The influential committee of Westminster MPs warned that 'imposing controls at the soft land boundary between Northern Ireland and the Republic of Ireland, crossed by up to 30,000 commuters a day for work, would cause considerable disruption.'
The report by the Westminster committee, 'Northern Ireland and the EU Referendum' revealed that routes between Dundalk and Newry, and Louth and South Armagh, were among nearly 300 formal and many informal crossing points between north and south.

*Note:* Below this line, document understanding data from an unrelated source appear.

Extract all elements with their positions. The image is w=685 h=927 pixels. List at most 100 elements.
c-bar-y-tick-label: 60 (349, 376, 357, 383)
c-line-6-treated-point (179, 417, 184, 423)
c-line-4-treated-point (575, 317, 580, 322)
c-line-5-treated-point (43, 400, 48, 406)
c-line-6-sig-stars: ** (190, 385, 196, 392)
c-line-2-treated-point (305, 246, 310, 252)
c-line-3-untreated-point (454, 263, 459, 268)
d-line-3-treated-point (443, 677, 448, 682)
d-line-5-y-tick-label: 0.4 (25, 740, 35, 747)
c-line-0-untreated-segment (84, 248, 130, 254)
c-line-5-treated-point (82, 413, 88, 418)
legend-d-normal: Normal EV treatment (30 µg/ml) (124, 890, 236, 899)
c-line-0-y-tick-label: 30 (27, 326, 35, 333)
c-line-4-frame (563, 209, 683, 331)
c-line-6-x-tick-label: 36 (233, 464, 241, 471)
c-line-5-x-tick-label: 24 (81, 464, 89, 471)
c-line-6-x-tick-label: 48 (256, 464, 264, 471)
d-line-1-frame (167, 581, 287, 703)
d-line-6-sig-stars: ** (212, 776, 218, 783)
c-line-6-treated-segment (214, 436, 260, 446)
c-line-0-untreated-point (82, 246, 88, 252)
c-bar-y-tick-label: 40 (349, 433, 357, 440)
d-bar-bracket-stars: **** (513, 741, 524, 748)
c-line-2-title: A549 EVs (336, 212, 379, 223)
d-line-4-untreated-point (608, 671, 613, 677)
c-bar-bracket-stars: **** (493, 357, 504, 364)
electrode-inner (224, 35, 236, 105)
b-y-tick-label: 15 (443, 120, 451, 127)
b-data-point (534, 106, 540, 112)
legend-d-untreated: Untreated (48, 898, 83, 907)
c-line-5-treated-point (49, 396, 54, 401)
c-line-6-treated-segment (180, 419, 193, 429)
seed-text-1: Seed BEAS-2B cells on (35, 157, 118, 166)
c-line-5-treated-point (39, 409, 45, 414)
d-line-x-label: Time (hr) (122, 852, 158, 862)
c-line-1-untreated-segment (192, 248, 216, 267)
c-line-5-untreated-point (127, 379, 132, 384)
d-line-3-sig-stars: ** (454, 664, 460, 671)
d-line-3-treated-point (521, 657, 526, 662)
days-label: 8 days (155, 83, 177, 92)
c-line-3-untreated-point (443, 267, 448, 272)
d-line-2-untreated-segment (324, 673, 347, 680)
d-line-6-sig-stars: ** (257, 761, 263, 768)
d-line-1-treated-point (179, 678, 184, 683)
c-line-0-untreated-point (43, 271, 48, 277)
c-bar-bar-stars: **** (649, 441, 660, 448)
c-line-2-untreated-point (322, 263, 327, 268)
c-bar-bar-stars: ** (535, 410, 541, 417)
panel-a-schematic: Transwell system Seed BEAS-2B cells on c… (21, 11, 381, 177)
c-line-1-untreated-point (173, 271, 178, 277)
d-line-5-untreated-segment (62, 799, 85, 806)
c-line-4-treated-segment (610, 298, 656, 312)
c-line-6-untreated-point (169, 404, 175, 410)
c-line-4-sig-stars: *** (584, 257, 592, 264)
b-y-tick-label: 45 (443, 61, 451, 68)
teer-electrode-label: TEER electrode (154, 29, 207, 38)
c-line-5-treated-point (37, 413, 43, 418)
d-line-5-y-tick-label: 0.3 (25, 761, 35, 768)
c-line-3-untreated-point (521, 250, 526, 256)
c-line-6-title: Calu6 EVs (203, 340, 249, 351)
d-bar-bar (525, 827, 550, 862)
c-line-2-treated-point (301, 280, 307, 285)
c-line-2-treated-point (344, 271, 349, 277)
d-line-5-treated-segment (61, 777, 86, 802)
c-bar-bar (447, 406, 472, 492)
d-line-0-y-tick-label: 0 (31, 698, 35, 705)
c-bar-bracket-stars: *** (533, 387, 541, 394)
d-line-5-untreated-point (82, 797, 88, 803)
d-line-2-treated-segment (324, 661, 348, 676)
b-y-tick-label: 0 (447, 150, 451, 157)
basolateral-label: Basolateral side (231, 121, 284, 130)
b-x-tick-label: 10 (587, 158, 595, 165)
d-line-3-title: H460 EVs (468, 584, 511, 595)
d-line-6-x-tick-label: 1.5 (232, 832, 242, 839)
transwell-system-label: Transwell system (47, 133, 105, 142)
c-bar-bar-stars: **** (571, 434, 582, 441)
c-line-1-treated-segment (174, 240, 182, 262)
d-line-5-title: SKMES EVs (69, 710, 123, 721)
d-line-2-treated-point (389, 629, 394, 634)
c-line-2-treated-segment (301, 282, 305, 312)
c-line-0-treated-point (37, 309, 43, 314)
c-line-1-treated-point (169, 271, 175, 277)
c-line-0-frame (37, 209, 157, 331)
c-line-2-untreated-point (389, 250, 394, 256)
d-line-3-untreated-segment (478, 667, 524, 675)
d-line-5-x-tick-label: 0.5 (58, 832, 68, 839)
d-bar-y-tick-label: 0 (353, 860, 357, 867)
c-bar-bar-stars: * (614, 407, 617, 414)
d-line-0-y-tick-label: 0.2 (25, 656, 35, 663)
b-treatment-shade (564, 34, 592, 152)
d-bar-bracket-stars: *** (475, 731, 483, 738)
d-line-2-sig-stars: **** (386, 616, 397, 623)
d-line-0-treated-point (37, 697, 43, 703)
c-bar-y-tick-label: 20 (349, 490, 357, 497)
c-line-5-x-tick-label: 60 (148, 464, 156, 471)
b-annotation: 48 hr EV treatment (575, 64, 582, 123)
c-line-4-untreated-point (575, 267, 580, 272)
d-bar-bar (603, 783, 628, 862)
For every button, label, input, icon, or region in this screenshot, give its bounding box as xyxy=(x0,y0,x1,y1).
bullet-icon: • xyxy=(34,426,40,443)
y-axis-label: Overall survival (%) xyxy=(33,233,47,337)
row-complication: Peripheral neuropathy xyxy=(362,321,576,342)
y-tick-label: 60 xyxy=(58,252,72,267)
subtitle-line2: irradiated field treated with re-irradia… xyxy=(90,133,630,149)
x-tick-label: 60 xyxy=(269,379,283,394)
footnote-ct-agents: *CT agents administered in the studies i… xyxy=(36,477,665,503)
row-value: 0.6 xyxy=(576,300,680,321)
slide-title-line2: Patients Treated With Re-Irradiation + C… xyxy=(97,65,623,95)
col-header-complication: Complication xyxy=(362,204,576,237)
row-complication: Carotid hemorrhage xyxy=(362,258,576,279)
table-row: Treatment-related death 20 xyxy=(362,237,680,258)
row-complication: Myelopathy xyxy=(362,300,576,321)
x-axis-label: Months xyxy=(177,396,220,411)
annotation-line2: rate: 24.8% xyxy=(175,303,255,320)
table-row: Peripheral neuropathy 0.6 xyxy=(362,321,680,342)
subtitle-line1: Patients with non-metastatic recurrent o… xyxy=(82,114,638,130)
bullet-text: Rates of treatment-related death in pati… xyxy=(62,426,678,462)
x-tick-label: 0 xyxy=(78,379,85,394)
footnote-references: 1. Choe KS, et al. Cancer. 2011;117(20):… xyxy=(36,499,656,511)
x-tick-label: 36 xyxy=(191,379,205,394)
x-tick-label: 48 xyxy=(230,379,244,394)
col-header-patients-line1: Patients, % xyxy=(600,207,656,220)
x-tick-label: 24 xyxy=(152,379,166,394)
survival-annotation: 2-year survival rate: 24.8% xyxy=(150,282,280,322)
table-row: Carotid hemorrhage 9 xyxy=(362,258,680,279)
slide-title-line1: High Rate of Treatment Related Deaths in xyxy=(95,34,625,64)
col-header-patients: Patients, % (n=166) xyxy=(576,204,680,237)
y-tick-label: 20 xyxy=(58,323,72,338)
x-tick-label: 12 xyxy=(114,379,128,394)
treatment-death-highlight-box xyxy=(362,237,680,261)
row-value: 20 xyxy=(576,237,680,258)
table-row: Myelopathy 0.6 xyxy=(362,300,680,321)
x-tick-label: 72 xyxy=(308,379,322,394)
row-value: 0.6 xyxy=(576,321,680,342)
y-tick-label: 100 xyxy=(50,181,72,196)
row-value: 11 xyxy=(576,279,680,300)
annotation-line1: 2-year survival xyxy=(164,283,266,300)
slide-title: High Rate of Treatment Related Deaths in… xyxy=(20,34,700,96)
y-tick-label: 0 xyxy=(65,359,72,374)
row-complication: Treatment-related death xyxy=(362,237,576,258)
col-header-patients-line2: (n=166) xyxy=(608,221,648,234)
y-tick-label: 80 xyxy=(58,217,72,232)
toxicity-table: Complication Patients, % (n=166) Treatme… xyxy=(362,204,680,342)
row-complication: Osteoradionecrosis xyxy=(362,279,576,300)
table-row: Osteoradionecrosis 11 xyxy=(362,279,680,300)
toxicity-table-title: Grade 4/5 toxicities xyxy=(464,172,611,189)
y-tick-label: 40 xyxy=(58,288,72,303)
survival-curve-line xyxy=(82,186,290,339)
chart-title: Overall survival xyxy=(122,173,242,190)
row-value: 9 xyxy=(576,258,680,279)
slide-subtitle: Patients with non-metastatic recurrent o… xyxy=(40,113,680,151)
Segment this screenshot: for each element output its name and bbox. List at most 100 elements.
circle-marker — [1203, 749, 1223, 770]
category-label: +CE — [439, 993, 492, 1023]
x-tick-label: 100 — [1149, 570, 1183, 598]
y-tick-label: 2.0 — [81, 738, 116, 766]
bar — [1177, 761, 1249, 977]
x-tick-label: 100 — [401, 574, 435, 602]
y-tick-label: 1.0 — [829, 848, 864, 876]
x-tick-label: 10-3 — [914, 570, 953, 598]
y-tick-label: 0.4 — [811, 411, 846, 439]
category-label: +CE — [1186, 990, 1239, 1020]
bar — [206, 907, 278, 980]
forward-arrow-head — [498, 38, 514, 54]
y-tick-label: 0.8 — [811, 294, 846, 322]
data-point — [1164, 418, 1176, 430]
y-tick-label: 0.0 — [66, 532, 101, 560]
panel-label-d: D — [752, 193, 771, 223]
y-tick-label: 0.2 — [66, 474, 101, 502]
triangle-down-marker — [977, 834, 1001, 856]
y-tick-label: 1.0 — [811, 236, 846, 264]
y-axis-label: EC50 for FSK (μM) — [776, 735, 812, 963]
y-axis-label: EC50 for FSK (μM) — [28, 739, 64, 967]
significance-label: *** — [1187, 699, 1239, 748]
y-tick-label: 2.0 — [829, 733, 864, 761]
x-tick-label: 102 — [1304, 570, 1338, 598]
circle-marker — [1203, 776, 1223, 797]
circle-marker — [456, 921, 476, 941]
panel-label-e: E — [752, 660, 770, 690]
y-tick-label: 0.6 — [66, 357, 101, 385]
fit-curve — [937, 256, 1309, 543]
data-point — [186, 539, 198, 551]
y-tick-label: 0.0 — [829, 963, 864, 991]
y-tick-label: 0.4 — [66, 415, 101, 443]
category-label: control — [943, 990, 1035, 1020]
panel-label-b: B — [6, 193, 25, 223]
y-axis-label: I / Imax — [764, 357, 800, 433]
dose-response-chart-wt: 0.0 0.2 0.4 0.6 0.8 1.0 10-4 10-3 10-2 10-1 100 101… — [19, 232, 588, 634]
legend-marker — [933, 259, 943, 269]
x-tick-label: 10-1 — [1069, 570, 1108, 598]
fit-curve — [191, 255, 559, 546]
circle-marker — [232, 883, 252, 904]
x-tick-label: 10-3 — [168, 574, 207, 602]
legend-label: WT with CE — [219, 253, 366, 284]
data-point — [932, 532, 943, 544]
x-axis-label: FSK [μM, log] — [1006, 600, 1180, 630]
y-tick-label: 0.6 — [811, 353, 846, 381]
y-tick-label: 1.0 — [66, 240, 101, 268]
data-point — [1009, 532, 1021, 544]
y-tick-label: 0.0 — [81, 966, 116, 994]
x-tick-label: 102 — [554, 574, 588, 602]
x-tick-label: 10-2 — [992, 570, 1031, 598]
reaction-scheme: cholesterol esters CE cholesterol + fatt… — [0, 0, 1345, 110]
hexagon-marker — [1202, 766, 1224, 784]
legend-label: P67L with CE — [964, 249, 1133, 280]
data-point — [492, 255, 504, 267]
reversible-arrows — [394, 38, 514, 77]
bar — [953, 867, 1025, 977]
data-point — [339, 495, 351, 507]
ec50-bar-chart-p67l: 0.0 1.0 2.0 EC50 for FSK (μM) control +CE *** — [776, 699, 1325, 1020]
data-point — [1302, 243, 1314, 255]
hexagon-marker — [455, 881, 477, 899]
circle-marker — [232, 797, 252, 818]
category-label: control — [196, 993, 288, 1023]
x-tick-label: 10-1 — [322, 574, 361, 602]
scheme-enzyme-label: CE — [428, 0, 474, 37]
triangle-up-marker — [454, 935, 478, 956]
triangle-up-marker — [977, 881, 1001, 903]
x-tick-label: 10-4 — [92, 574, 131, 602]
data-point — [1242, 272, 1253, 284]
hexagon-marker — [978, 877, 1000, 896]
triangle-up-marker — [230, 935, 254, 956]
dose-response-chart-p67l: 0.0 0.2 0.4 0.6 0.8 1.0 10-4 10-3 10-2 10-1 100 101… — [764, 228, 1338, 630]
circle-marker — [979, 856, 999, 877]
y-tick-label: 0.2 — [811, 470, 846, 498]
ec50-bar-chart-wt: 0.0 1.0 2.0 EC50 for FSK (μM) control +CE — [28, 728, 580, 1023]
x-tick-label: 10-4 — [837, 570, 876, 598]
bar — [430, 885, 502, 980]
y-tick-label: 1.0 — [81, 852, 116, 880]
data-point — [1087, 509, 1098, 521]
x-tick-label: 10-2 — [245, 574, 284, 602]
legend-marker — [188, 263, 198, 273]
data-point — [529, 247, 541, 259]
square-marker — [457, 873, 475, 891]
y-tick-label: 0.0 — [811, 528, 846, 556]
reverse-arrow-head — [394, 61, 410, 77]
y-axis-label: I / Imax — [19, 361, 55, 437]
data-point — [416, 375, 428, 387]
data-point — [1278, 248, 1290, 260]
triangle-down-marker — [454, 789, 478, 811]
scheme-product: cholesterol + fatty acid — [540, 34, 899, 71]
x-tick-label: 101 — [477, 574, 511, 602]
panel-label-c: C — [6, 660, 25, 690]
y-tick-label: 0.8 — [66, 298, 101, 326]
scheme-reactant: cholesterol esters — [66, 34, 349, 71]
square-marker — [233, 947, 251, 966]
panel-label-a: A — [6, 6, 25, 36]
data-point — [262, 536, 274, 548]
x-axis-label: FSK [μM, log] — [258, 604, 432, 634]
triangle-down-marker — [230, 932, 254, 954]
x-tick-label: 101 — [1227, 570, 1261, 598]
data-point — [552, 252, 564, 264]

The inquiry said 'an alternative solution might be to strengthen the border between the island of Ireland and the British mainland.'
'There are fewer crossing points to enforce and it would be less disruptive as there are already checks in place.'
A report issued last week revealed: 'Some airlines flying between Northern Ireland and the rest of the UK already subject passengers to identity checks and these could be made more robust and extended to relevant ports such as Holyhead and Stranraer with relative ease.'
A 2001 study estimated there were 18,000 daily cross-border commuters, but fifteen years on, this figure is likely to be as high as 30,000.
The Northern Ireland Office has already warned arrangements guaranteeing free movement of people and goods with the Republic of Ireland could be threatened by Brexit.
Since the 1920s the UK and Ireland have operated a Common Travel Area which allows nationals of both countries to travel and live in each country without immigration controls. They are currently part of an EU customs union which means there are no controls on goods.
The Westminster committee includes MPs who support both the 'leave' and 'remain' campaigns.
Its report also identified the potential impact of a Brexit in key areas like the economy and agriculture.